A Technique from the 1950s, Supercharged by Silicon Valley
The underlying science is not new. The Sterile Insect Technique has been in use since the 1950s and has been credited with driving harmful insects like the screwworm fly out of North America entirely. It has also proved effective against agricultural pests including fruit flies and codling moths. What has historically prevented its use against mosquitoes at meaningful scale is the sheer difficulty of rearing, sorting, and releasing insects in numbers large enough to suppress wild populations.
That is where Alphabet’s engineering resources come in. Verily has developed AI-powered optical sorting systems that can separate male and female mosquitoes at scale with high precision, along with automated mass-rearing systems capable of producing millions of insects per week. The company also uses proprietary data analytics and sensor networks to guide and optimize each release. The Debug team describes the initiative as applying Silicon Valley’s capabilities in machine learning, automation, and engineering to a public health challenge that biology alone has never been able to crack at scale.

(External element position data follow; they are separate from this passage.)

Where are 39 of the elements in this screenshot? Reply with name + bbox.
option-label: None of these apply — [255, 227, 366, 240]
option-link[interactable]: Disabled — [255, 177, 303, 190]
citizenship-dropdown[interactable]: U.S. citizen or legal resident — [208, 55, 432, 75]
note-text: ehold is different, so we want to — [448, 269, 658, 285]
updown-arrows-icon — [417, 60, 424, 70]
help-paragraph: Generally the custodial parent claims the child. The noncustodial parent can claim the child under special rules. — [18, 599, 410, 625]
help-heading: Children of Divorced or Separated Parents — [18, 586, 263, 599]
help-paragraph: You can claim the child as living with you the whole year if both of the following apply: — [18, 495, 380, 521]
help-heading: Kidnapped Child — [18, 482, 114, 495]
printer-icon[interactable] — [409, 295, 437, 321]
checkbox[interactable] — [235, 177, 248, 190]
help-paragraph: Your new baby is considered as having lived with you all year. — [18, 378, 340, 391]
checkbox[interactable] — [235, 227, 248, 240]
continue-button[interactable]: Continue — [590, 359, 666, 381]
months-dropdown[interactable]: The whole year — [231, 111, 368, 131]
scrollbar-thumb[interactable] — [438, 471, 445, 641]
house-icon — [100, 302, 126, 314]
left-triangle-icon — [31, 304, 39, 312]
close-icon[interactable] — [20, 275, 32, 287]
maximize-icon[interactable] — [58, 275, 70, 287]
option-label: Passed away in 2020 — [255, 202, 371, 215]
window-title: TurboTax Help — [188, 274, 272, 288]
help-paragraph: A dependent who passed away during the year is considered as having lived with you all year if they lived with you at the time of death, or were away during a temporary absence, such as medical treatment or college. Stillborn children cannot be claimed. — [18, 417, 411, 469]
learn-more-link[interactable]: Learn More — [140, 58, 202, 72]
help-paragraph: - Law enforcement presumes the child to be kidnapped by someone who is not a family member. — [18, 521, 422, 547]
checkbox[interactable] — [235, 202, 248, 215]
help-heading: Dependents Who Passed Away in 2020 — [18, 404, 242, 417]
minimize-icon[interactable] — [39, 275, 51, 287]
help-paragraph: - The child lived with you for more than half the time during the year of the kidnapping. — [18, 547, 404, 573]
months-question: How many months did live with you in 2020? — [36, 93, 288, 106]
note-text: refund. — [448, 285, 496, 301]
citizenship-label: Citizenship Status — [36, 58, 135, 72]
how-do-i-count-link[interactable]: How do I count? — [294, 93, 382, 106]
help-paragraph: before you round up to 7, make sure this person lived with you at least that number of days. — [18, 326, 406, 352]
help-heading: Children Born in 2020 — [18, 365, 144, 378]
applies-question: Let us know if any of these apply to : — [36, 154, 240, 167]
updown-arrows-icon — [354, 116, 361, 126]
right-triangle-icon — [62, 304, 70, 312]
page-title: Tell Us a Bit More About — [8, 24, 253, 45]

Earlier Debug field trials in California’s Central Valley, targeting Aedes aegypti mosquitoes, were reported by Bloomberg to have nearly eliminated those insects from three test sites a striking early result for a program that spent years out of the public spotlight. Separate Wolbachia-based programs in Singapore, Australia and parts of Florida have also reported meaningful reductions in disease-carrying mosquito populations.
What the EPA Is Reviewing

Debug’s program literature indicates that scientists spend time inside the communities where they intend to operate before any releases begin, working with local governments, community leaders and research institutions to understand local concerns. “We actively work with organizations like national and local governments, community leaders and research institutes,” the company’s FAQ page states.
Regulators have not yet announced where within Florida or California any releases would be carried out if the permit is granted. The specific zones would likely be areas with documented higher rates of mosquito-borne disease transmission.
Alphabet’s Expanding Footprint in Public Health
The Debug proposal is the latest example of Alphabet pushing into territory well beyond its search and advertising core. Google’s growing ambitions in life sciences and health technology have drawn increasing scrutiny as the company battles disruption in its core search business, even as projects like Debug demonstrate the breadth of Alphabet’s research investments.
Verily, which separated from Alphabet’s direct corporate umbrella in early 2026 after raising a $300 million investment round to accelerate its AI and precision health work, has positioned the Debug Project as a flagship example of how advanced technology can be brought to bear on chronic public health failures. The initiative launched in 2016 and has since expanded its presence to Singapore and Australia, with ambitions to move into South America and the Caribbean.
The company frames the effort as a corrective to decades of inadequate options. Chemical pesticides face growing resistance. Vaccines for many mosquito-borne illnesses either do not exist or offer only partial protection. Eliminating standing water, while useful, cannot reach the cryptic breeding habitats that invasive mosquito species exploit in urban environments.
“Mosquitoes are fragile and difficult to rear in the necessary numbers,” the Debug website acknowledges. “With Debug, we’re developing new technologies to make it possible.”
Whether the EPA grants the permit and on what terms will signal both the regulatory appetite for large-scale biological vector control in the United States and the extent to which tech-industry resources can be meaningfully directed at public health challenges that have stubbornly resisted conventional solutions for generations.